Health deputy minister Mangwiro honoured

BY PHYLLIS MBANJE

Health deputy minister John Mangwiro has been elected chairperson of the International Diabetes Federation (IDF) Africa Region, taking over from Naby Balde of Guinea.

Mangwiro is a consultant specialist physician and diabetes specialist and former president of the Zimbabwe Diabetic Association (ZDA).

He will largely be involved in giving direction and policy to the African Region chapter.

“The IDF is run by a board of chairpersons one from each region — Africa, Asia, Australia, America and Europe. We make up the board that then sits up on the running of IDF. Each region is represented by a chairman and I represent Africa,” Mangwiro said.

Diabetes is still a health burden in Africa, with 19 million adults aged between 20 and 79 living with the condition in 2019.

This figure is expected to increase to 47 million by 2045.

Of concern also was that 45 million adults in the region have Impaired Glucose Tolerance (IGT), which places them at high risk of developing Type 2 diabetes.

This figure is expected to reach 110 million by 2045.

The region has the highest percentage of undiagnosed people of all regions — 60% of adults living with diabetes that do not know they have it and one in nine live births are affected by hyperglycaemia in pregnancy.

In monetary terms, US$9,5 billion was spent on healthcare for people with diabetes in 2019.

But despite these overwhelming statistics, it was noted at a recent IDF African region meeting that associations were weak and needed strengthening, particularly sub-Sahara Africa, which lacks knowledge on diabetes.

“We discussed that our associations are weak, they need to be strengthened. We also highlighted that sub-Sahara Africa lacks the knowledge about diabetes, so we are going to work strongly on awareness,” the deputy minister said.

Mangwiro also highlighted that awareness was a problem in Africa as a whole and as part of his pledge, he said he would make use of other diabetic associations’ leaders in other countries to stress on awareness.

As a former ZDA president, Mangwiro opened a Diabetic Clinic at Sally Mugabe Hospital (formerly Harare Central Hospital), which has an ophthalmic unit.

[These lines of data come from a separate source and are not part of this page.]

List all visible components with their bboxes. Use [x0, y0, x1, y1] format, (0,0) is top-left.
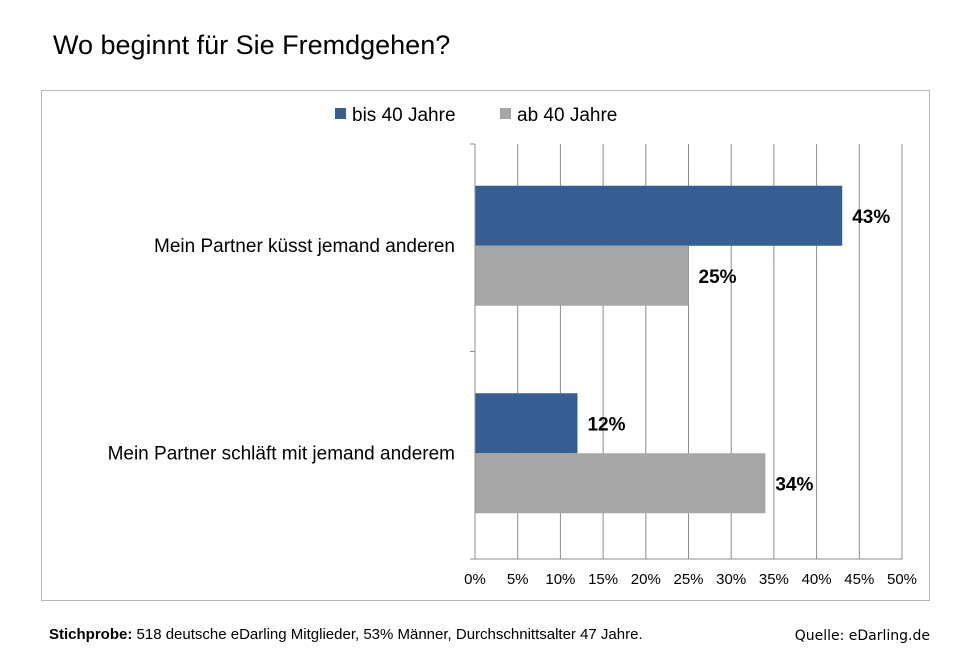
- x-tick-label: 25%: [673, 571, 703, 588]
- chart-frame: bis 40 Jahre ab 40 Jahre 0% 5% 10% 15% 20% 25%…: [41, 90, 930, 601]
- x-tick-label: 10%: [545, 571, 575, 588]
- data-label: 34%: [775, 474, 813, 495]
- x-tick-label: 15%: [588, 571, 618, 588]
- sample-note-text: 518 deutsche eDarling Mitglieder, 53% Mä…: [136, 626, 643, 643]
- source-credit: Quelle: eDarling.de: [794, 628, 930, 644]
- x-tick-label: 40%: [802, 571, 832, 588]
- x-tick-label: 5%: [507, 571, 529, 588]
- legend-label-2: ab 40 Jahre: [517, 105, 617, 126]
- bar-chart: bis 40 Jahre ab 40 Jahre 0% 5% 10% 15% 20% 25%…: [108, 105, 917, 588]
- legend-swatch-2: [500, 108, 511, 119]
- x-tick-label: 20%: [631, 571, 661, 588]
- chart-labels: 43% 25% Mein Partner küsst jemand anderen 1…: [108, 207, 891, 496]
- legend-label-1: bis 40 Jahre: [352, 105, 456, 126]
- x-tick-label: 0%: [464, 571, 486, 588]
- category-label: Mein Partner küsst jemand anderen: [154, 236, 455, 257]
- chart-axis: 0% 5% 10% 15% 20% 25% 30% 35% 40% 45% 50%: [464, 143, 917, 588]
- legend-swatch-1: [335, 108, 346, 119]
- bar-1-2: [475, 245, 689, 306]
- bar-2-2: [475, 453, 766, 514]
- x-tick-label: 45%: [844, 571, 874, 588]
- data-label: 43%: [852, 207, 890, 228]
- page-title: Wo beginnt für Sie Fremdgehen?: [53, 30, 451, 60]
- data-label: 12%: [587, 414, 625, 435]
- chart-legend: bis 40 Jahre ab 40 Jahre: [335, 105, 617, 126]
- x-tick-label: 30%: [716, 571, 746, 588]
- category-label: Mein Partner schläft mit jemand anderem: [108, 443, 455, 464]
- data-label: 25%: [699, 267, 737, 288]
- bar-2-1: [475, 393, 578, 454]
- bar-1-1: [475, 185, 843, 246]
- x-tick-label: 35%: [759, 571, 789, 588]
- sample-note-lead: Stichprobe:: [49, 626, 133, 643]
- chart-bars: [475, 185, 843, 514]
- sample-note: Stichprobe: 518 deutsche eDarling Mitgli…: [49, 626, 643, 643]
- x-tick-label: 50%: [887, 571, 917, 588]
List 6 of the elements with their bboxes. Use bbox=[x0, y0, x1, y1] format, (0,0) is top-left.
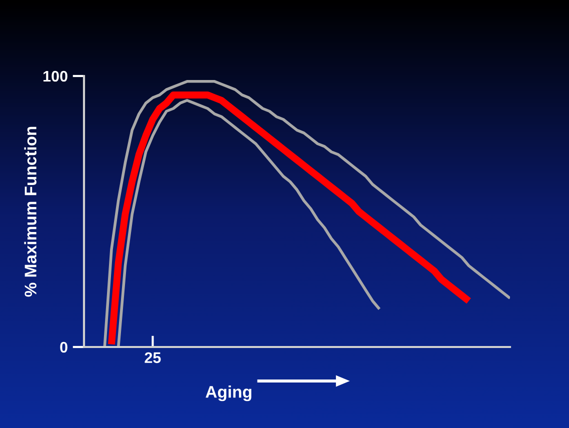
line-series bbox=[116, 99, 381, 347]
x-axis-title: Aging bbox=[206, 386, 252, 402]
y-tick-label: 100 bbox=[44, 70, 68, 82]
y-axis-title: % Maximum Function bbox=[24, 126, 36, 297]
y-tick-label: 0 bbox=[60, 342, 68, 353]
x-tick-label: 25 bbox=[144, 352, 161, 364]
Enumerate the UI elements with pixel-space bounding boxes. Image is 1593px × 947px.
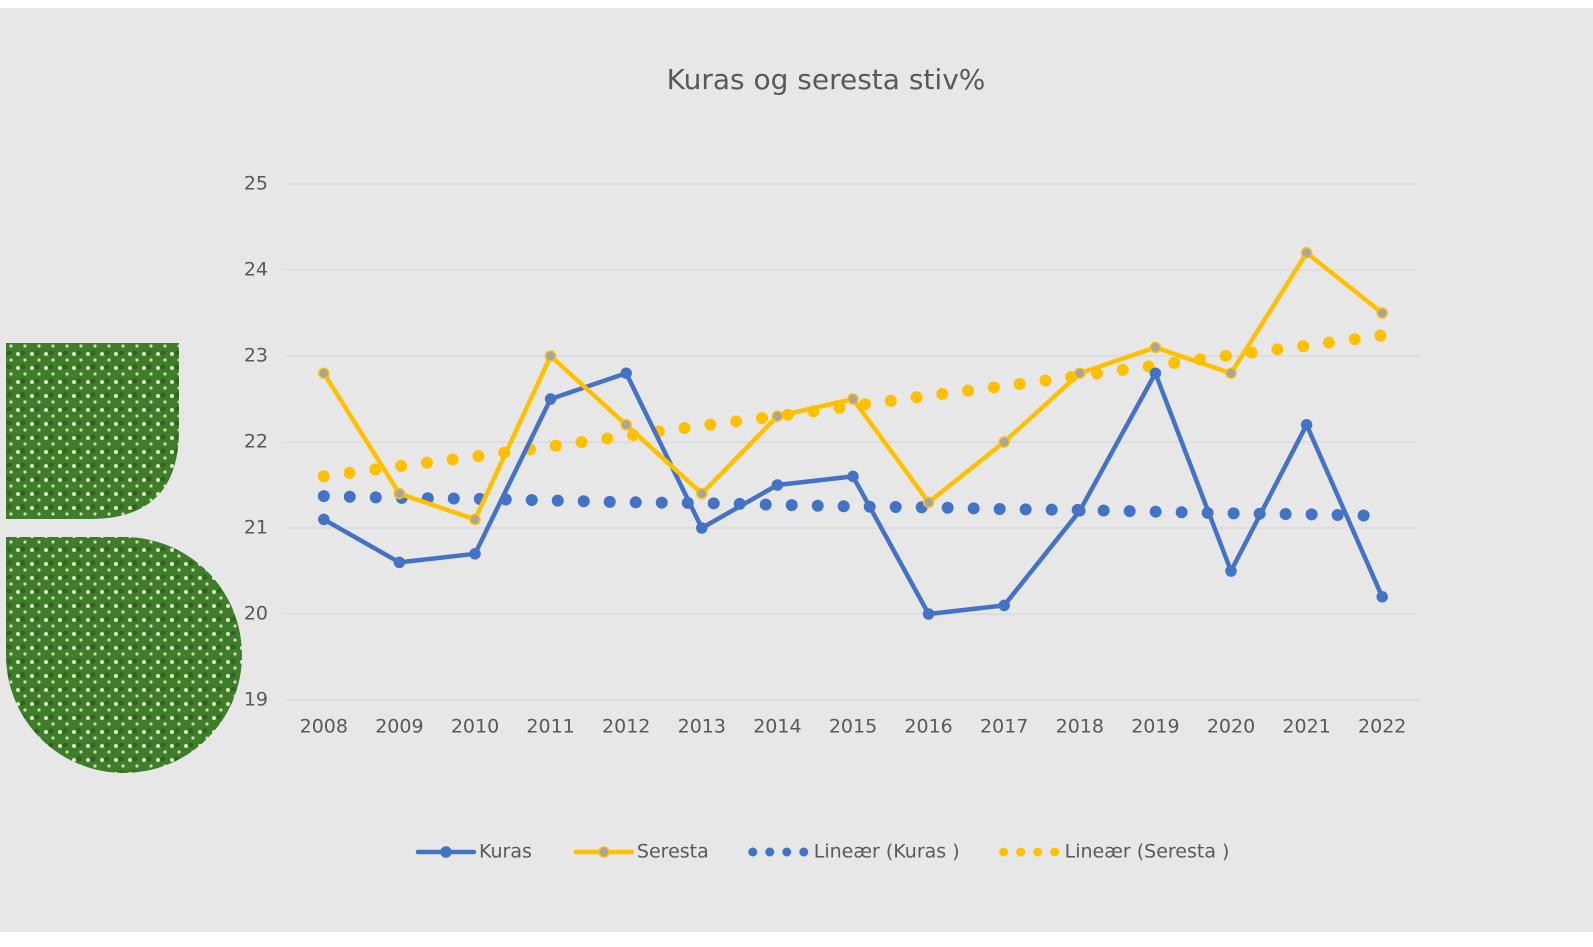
legend-label: Lineær (Seresta ) bbox=[1065, 841, 1230, 863]
data-point bbox=[393, 556, 406, 569]
x-tick-label: 2020 bbox=[1207, 716, 1255, 738]
data-point bbox=[998, 436, 1010, 448]
data-point bbox=[393, 487, 406, 500]
y-tick-label: 20 bbox=[244, 603, 268, 625]
y-tick-label: 25 bbox=[244, 173, 268, 195]
data-point bbox=[1149, 341, 1162, 354]
data-point bbox=[998, 599, 1010, 612]
data-point bbox=[1300, 419, 1313, 431]
data-point bbox=[847, 470, 859, 483]
y-tick-label: 21 bbox=[244, 517, 268, 539]
data-point bbox=[544, 393, 557, 405]
field-photo bbox=[6, 343, 179, 519]
x-tick-label: 2017 bbox=[980, 716, 1028, 738]
x-tick-label: 2010 bbox=[451, 716, 499, 738]
data-point bbox=[922, 496, 935, 508]
x-tick-label: 2021 bbox=[1282, 716, 1330, 738]
x-tick-label: 2022 bbox=[1358, 716, 1406, 738]
data-point bbox=[1225, 565, 1237, 577]
legend-label: Kuras bbox=[479, 841, 532, 863]
data-point bbox=[771, 410, 784, 422]
trend-line bbox=[317, 329, 1389, 483]
data-point bbox=[469, 513, 481, 526]
legend-label: Lineær (Kuras ) bbox=[814, 841, 960, 863]
data-point bbox=[696, 522, 708, 534]
data-point bbox=[1074, 367, 1086, 379]
data-point bbox=[620, 419, 632, 431]
data-point bbox=[771, 479, 784, 491]
legend-marker bbox=[440, 846, 452, 858]
data-point bbox=[620, 367, 632, 379]
data-point bbox=[318, 513, 330, 526]
y-tick-label: 23 bbox=[244, 345, 268, 367]
x-tick-label: 2018 bbox=[1056, 716, 1104, 738]
field-photo bbox=[6, 537, 243, 773]
data-point bbox=[1376, 307, 1388, 319]
x-tick-label: 2019 bbox=[1131, 716, 1179, 738]
data-point bbox=[696, 487, 708, 500]
x-tick-label: 2012 bbox=[602, 716, 650, 738]
x-tick-label: 2013 bbox=[678, 716, 726, 738]
data-point bbox=[318, 367, 330, 379]
legend-marker bbox=[598, 846, 610, 858]
data-point bbox=[1376, 591, 1388, 603]
x-tick-label: 2016 bbox=[904, 716, 952, 738]
y-tick-label: 22 bbox=[244, 431, 268, 453]
x-tick-label: 2014 bbox=[753, 716, 801, 738]
data-point bbox=[1149, 367, 1162, 379]
y-tick-label: 24 bbox=[244, 259, 268, 281]
chart-background bbox=[0, 8, 1593, 932]
data-point bbox=[1225, 367, 1237, 379]
data-point bbox=[544, 350, 557, 362]
y-tick-label: 19 bbox=[244, 689, 268, 711]
data-point bbox=[922, 608, 935, 620]
x-tick-label: 2009 bbox=[375, 716, 423, 738]
chart-title: Kuras og seresta stiv% bbox=[667, 63, 986, 96]
data-point bbox=[1074, 505, 1086, 517]
legend-label: Seresta bbox=[637, 841, 709, 863]
data-point bbox=[847, 393, 859, 405]
data-point bbox=[1300, 247, 1313, 259]
x-tick-label: 2008 bbox=[300, 716, 348, 738]
x-tick-label: 2015 bbox=[829, 716, 877, 738]
data-point bbox=[469, 548, 481, 560]
x-tick-label: 2011 bbox=[526, 716, 574, 738]
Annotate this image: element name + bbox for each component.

Patients used to get an appointment after three months at Parirenyatwa Group of Hospitals to get their eyes checked. This long waiting period often resulted in blindness.

ZDA made sure that the Sally Mugabe Hospital had a working diabetic clinic with nurses in the ophthalmologist
units.

“We have also managed to have one running diabetic clinic at Mpilo Central Hospital being run very well by physicians, general practitioners and nurses. All these hospitals have managed to get their nurses trained,” he said.